NBC News has decided that climate change is no longer an issue that has two sides.
Sunday’s episode of ” Meet the Press” with Chuck Todd featured an hourlong panel with lawmakers and scientists about the consequences of climate change. But at the start, Mr. Todd said his show is “not going to give time to climate deniers,” and went on to inaccurately characterize the nature of the climate debate.
“Just as important as what we are going to do is what we’re not going to do,” he said. “We’re not going to debate climate change, the existence of it. The earth is getting hotter and human activity is a major cause. Period.”
“We’re not going to give time to climate deniers,” Mr. Todd added. “The science is settled even if political opinion is not.”
Skeptics about some of the most alarmist climate-change scenarios drawn by former Vice President Al Gore and other Democratic and left-wing politicians bristle at the word “denier,” claiming it implies parallels to people who claim the Holocaust or the Sept. 11 terror attacks didn’t happen.

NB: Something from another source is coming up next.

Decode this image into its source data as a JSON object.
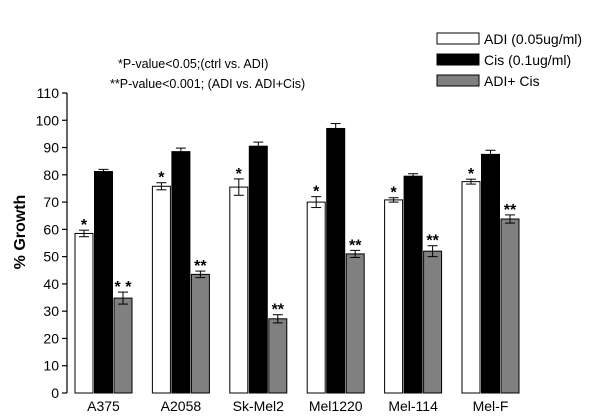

They point out that while everyone understands that burning fossil fuels puts carbon dioxide in the air and that carbon dioxide in the atmosphere traps heat, there is a wide range of scientific opinion on such matters as how much man’s activities affect those gas levels, the likelihood of various possible consequences, the effect of other factors on the climate or the possible consequences such as ice or sea levels, and the quality and extent of past historical data on climate.
Mr. Todd prefaced his Sunday statement with video clips of dramatic weather incidents in the last year, though climatologists emphasize the difference between “weather” and “climate” — a distinction Mr. Todd himself made last month versus a conservative skeptic. Scientists also are usually loath to ascribe any specific weather event to man-made climate change.
Mr. Todd’s panel Sunday had non-scientists offering their opinions, including California Gov. Jerry Brown, Rep. Carlos Curbelo and potential Democratic presidential contender Michael Bloomberg.
“We need to stop covering the debate and start covering the story so that people see that this is real, and so that politicians take a more pragmatic approach and find solutions that are actually achievable,” Mr. Curbelo said about the one-sided discussion.
Other politicians applauded the well-parametered show, with Sen. Bernie Sanders took to Twitter to offer “congratulations to Chuck Todd and Meet the Press for holding a serious discussion about climate change.”
“Will this be a breakthrough moment for mainstream TV?” the Vermont socialist asked.